Members of the party were also encouraged by turnout during a special election for the state Senate District 8, where Republican Dan Knodl faced off against Democrat Jodi Habush Sinykin. While Knodl ultimately prevailed there, he won his race by close to 2 points — a smaller margin of victory compared to Trump’s 12-point win there in 2016 and 5-point win in 2020, according to The New York Times.
“That’s not something I would expect to see considering [President] Biden’s approval is still pretty low, inflation still pretty high,” Coleman said of Democrats’ performance in the special election.
Mark Jefferson, executive director of the Wisconsin GOP, explained the state Supreme Court race underscored the importance of reaching out to independent voters.
“While our base turned out, we lost independents, and that’s been a problem for us for a number of years now. A couple campaigns have been more effective than others at winning them over, but that’s generally been the story in a competitive race: If you don’t win independents in addition to turning out your base, you come short,” he explained. “And traditionally, the state party has focused on turning out the base, and the campaigns and outside groups have focused on messaging to independents.”
But Jefferson suggested that the state party may have to play a larger role in turning out independents in some races going forward.

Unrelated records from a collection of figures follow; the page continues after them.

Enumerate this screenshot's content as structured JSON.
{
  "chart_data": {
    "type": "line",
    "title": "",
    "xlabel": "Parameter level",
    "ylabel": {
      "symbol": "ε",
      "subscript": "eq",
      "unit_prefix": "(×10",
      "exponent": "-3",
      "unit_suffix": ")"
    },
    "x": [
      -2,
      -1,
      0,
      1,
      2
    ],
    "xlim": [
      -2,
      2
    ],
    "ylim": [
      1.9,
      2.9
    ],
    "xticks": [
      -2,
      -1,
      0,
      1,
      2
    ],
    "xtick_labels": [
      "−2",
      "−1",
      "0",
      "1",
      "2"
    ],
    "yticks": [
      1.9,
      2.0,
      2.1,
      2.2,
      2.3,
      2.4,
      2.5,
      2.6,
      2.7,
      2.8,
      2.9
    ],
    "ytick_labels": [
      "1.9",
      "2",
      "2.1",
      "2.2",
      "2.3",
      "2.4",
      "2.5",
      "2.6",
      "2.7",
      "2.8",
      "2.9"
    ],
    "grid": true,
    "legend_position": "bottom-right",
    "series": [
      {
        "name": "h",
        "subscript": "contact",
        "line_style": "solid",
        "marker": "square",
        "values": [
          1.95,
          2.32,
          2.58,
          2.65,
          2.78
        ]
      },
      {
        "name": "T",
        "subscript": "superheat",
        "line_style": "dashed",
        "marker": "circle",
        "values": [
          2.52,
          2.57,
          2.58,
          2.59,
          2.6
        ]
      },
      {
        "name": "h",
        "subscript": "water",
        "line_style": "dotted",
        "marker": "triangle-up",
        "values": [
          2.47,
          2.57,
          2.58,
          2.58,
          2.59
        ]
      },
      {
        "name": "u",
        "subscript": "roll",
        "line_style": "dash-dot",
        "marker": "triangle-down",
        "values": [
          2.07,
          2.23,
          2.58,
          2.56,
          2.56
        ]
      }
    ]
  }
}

On the state Senate special election, he noted that it was “another example where we can beat them when we’re under attack on these issues because we were outspent badly in that race as well” while also acknowledging that “the suburban areas have been getting more difficult for us.”
That’s also in spite of the fact that Democrats sought to meddle in the GOP primary for the race in an effort to elevate the more far-right candidate, Republican Janel Brandtjen, an election denier who committed a faux pas among Wisconsin Republicans by supporting the Trump-backed challenger to Wisconsin Assembly Speaker Robin Vos (R) last midterm cycle.
Vos won his primary, and Brandtjen soon found herself kicked out of her GOP caucus.
Wikler signaled that playing in future Republican primaries was not off the table, even though the practice in other elections has drawn criticism from Republicans and even some Democrats.
“I will say that … at every step and every campaign, we have to do everything we can to protect the basic freedoms that every Wisconsinite and every person deserves,” he said.
But Jefferson argued that Democrats in the state are “going to reap what they sow” if they meddle in future primaries.
While Democrats are feeling more optimistic heading into 2024, the Wisconsin GOP executive director argued “momentum goes back and forth,” saying he remembered feeling similarly about the party’s outlook after the GOP captured the Wisconsin Supreme Court race in 2008 only to see former President Obama win the state later that year.
Still, he suggested that Republicans have some work to do on better engaging with independent voters ahead of 2024.
“Our people who are delivering the message need to take into account independent voters more than they have. We need to put together a coalition of the base and swing voters,” Jefferson said. “And time and again, we have been coming up short with swing voters in this state in recent years, and we need to put that to an end.”